Adventure Apes wants to include local people in their activities. Sometimes the locals are invited to play ice hockey with the foreign travellers and sometimes local grandmothers are taking the customers on berry picking tours. International cooking sessions are very popular and sometimes the whole village comes to have a party with their customers.
The Importance of Local Involvement
Jerry Engström is the previous Global Marketing Director at the Outdoor Brand Fjällräven who decided to move back to the High Coast of Sweden to pursuit his dream - to establish FriluftsByn, a careful balance of nature, creativity and community. A big part of FriluftsByns positive development is thanks to local involvemenet. Jerry will share his thoughts and practical tips.
Træna 365 – creating a liveable community through innovation, tourism and local development
”A Magical World, Far Up North, out to the left And How The Helvete To Get There? ”
Right at the Arctic Circle, some hours from mainland in northern Norway lays a small island community. It’s called Træna and it’s populated by 450 people. Through several years Træna has been working with community development where festivals, tourism, culture, industry and research projects have been drivers for community innovation. Now the next big investment is Træna 365 –a hotel project where the target is to create a unique landscape hotel and at the same time be a catalyst for innovation and local development.
Moa Björnson is Head of Development in the Municipality of Træna and CEO for Træna 365 AS and will give her views on how to create an attractive destination and a vivid local community.
JÓHAN PAULI HELGASON
In April 2019, the Faroe Islands saw unprecedented success for its first-ever ‘closed for maintenance, open for voluntourism’ initiative, which formed part of a wider move by Visit Faroe Islands to pave the way for a sustainable future for the islands and its burgeoning tourism industry.
The Maintenance Crew worked alongside locals to preserve ten locations across the islands, maintaining and creating hiking pathways and viewing areas, and setting up signposting. All the projects were identified by local municipalities, tourism centres and local villagers. It was immediately decided to make this an annual initiative, however Covid came in the way. In the spring of 2021 Visit Faroe Islands organized a ‘closed for maintenance, open for voluntourism’ initiative for locals which again was very successful and in the days 22 – 24 September we will again welcome international volunteers, who will work alongside locals to preserve the Faroe Islands.

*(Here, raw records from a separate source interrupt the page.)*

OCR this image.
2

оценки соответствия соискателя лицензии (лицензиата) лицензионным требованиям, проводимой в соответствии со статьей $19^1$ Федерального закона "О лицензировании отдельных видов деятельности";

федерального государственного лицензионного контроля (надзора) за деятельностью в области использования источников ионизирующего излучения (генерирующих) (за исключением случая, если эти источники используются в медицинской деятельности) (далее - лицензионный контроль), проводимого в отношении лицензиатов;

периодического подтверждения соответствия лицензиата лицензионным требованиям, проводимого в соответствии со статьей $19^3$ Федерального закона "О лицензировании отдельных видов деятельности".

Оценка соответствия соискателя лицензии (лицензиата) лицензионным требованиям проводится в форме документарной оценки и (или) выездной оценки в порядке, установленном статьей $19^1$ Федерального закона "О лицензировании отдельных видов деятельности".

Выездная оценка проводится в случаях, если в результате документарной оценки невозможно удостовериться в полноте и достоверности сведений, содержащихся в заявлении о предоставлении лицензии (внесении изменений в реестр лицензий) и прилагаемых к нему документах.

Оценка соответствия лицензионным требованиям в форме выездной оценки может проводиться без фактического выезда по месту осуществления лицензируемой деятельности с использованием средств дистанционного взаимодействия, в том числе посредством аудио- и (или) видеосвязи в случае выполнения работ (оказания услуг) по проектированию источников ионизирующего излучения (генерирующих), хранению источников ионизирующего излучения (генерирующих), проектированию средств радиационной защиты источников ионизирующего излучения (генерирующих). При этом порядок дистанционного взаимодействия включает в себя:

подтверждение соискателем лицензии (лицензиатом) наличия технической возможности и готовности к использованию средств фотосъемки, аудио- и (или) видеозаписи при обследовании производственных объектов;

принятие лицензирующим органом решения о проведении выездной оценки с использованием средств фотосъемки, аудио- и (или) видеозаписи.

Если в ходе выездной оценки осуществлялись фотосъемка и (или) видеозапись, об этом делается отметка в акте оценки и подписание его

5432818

Locally-anchored season expansion in South Greenland
South Greenland has a vision to offer the most diverse range of experiences in the country, spanning at least three out of four seasons. The regional DMO Innovation South Greenland went all in and led a recognossiance project earlier this year to jump start the product portfolio for winter experiences. The entire program was rooted in the activities that local operators themselves want to promote, and this is the essence of what will make season expansion successful in the long run.
From the northern forests and farmlands to the extreme peaks of the southern fjords, four locally-owned and operated adventure companies - plus one expert partner from another region - cooperated to showcase what they can put together for winter travellers.
SVEINN BIRKIR BJØRNSSON
In the last decade, Iceland has taken specific actions to counteract seasonality in tourism. Sveinn Birkir Björnsson will talk about how seasonality has changed in that time and what has been done to encourage that change.